Kıbrıs halkları, sorunun ayrıntılarına ilişkin o kadar çok detay ile uğraşmaktadır ve her biri kendi çıkarını maksimize etmeye uğraşan o kadar çok öznenin basıncı altındadır ki; hem resmin bütününü göremez hem de sorunun kendi açısından ne ifade ettiğini çözümleyemez duruma getirilmiştir. Kıbrıs halkları içinde sorunu Türkiye Cumhuriyeti’nin, Yunanistan’ın, Kıbrıs Cumhuriyeti’nin, AB’nin, (geçmişte) SSCB’nin vs. çıkarları temelinde anlayan, çözmeye çalışan kesimler her zaman oldu, bugün hala var ve muhtemelen gelecekte de olacak.

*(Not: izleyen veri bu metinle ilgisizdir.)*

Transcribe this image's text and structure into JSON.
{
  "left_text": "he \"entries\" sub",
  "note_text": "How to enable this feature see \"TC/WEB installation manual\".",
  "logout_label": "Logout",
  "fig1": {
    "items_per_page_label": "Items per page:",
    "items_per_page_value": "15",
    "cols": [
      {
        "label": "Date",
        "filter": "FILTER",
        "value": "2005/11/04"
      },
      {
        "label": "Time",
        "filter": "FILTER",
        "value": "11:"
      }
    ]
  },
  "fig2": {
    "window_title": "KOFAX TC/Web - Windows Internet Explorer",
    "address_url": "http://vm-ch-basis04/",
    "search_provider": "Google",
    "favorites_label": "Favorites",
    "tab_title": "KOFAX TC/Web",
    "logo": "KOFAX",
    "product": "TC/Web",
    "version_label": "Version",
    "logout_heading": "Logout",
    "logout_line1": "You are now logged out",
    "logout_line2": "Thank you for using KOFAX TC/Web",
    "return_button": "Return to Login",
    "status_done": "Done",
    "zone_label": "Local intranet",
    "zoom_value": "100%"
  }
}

Oysa Kıbrıs sorununun aslında  ne olduğu, Kıbrıs’ta sorun olanın ne olduğu veya Kıbrıs’ta neyin sorun olduğu konusu dahi içteki ve dıştaki her özne açısından farklı içeriklere sahiptir. Üstelik her öznenin kendi sorun tanımı da sabit değildir, tarihsel dönemlere göre ve çeşitli siyasal, ekonomik, stratejik nedenlerle değişmektedir. Örneğin Kıbrıslı Elenler açısından Kıbrıs sorunu uzun bir süre Yunanistan’a bağlanma (enosis) hakkının tanınmaması sorunu idi. Oysa hala böyle bir hedefi olan çok küçük bir Elen milliyetçisi kesim olsa da Kıbrıslı Elen halkı için şimdi sorun tanımı, Türkiye’nin adadaki askeri varlığı ve nüfus taşınması (Türk işgali) şeklinde değişmiştir. Kıbrıslı Türkler, Yunanistan, Türkiye, ABD, Birleşik Krallık vb. tüm diğer öznelerin Kıbrıs’a ilişin sorunlarının muhtevası tıpkı yukardaki örnekte olduğu gibi tarihsel olarak değişebilmekte ve her öznenin sorunu da birbirinden farklı olmaktadır. Buradan çıkan sonuç çok nettir: Aslında ortada tek bir Kıbrıs sorunu yoktur. Ada üzerinde çıkarı olan her öznenin başka bir sorunu vardır ve her özne kendi sorununu çözmeye çalışmaktadır.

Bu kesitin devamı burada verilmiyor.